Isabelle Guitard, Africa Program Manager for Child Soldiers
International, a U.K.-based rights group, said the earlier experience of
DRC had demonstrated that “impunity and integration of those
responsible for child recruitment into the armed forces has simply led
to more rebellions and further child recruitment.”
“Where amnesties must be used for the sake of peace, stability or
demobilisation efforts, we recommend that they exclude war crimes,
including the recruitment and use of children in hostilities,” Guitard
told IRIN by email.
She said Child Soldiers International’s partners in eastern Congo were finding that the 2012 conviction of militia leader Thomas Lubanga
before the International Criminal Court was persuading commanders of
some armed groups to release children from their ranks in the hope of
avoiding prosecution.
In South Sudan, the prospect of political or military leaders facing
legal consequences for the use of children or other crimes committed
during the current conflict appears remote.

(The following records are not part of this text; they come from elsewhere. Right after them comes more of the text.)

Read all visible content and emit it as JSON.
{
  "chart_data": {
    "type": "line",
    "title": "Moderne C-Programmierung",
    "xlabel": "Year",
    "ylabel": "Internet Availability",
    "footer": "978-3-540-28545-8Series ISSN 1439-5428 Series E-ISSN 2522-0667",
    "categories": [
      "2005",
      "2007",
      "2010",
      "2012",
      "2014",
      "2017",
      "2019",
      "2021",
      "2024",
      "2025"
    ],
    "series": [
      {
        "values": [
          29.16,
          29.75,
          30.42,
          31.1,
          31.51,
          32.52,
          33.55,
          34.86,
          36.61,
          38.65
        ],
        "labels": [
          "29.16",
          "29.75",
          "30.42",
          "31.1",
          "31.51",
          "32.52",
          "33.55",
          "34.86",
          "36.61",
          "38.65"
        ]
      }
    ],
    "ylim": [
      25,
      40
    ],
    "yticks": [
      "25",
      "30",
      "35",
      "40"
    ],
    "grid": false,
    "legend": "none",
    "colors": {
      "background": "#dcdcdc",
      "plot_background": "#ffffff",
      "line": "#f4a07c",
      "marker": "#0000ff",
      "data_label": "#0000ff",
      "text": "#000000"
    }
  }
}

Most recently, rights groups have criticized
a decision by the African Union to delay the release of findings from
an AU investigation into crimes committed in the first months of the
conflict – apparently out of concern that it could upset efforts to
mediate a peace agreement that would see Kiir and Machar share power.
“This bodes badly for accountability writ large, including for the
commanders who are using children to fight in this conflict,” Wheeler
said. “You need very clear messaging that there will be repercussions
for commanders who use kids or who recruit kids, both from the
government and from the international community.”
But for Holt, who has spent more than a decade trying to return young
fighters to civilian life, the only real hope for South Sudan’s children
is an end to its chronic instability, so that minors can go to school
and avoid the pressure to pick up a gun.
“As long as there is no peace in South Sudan, children will be seen carrying weapons,” he said.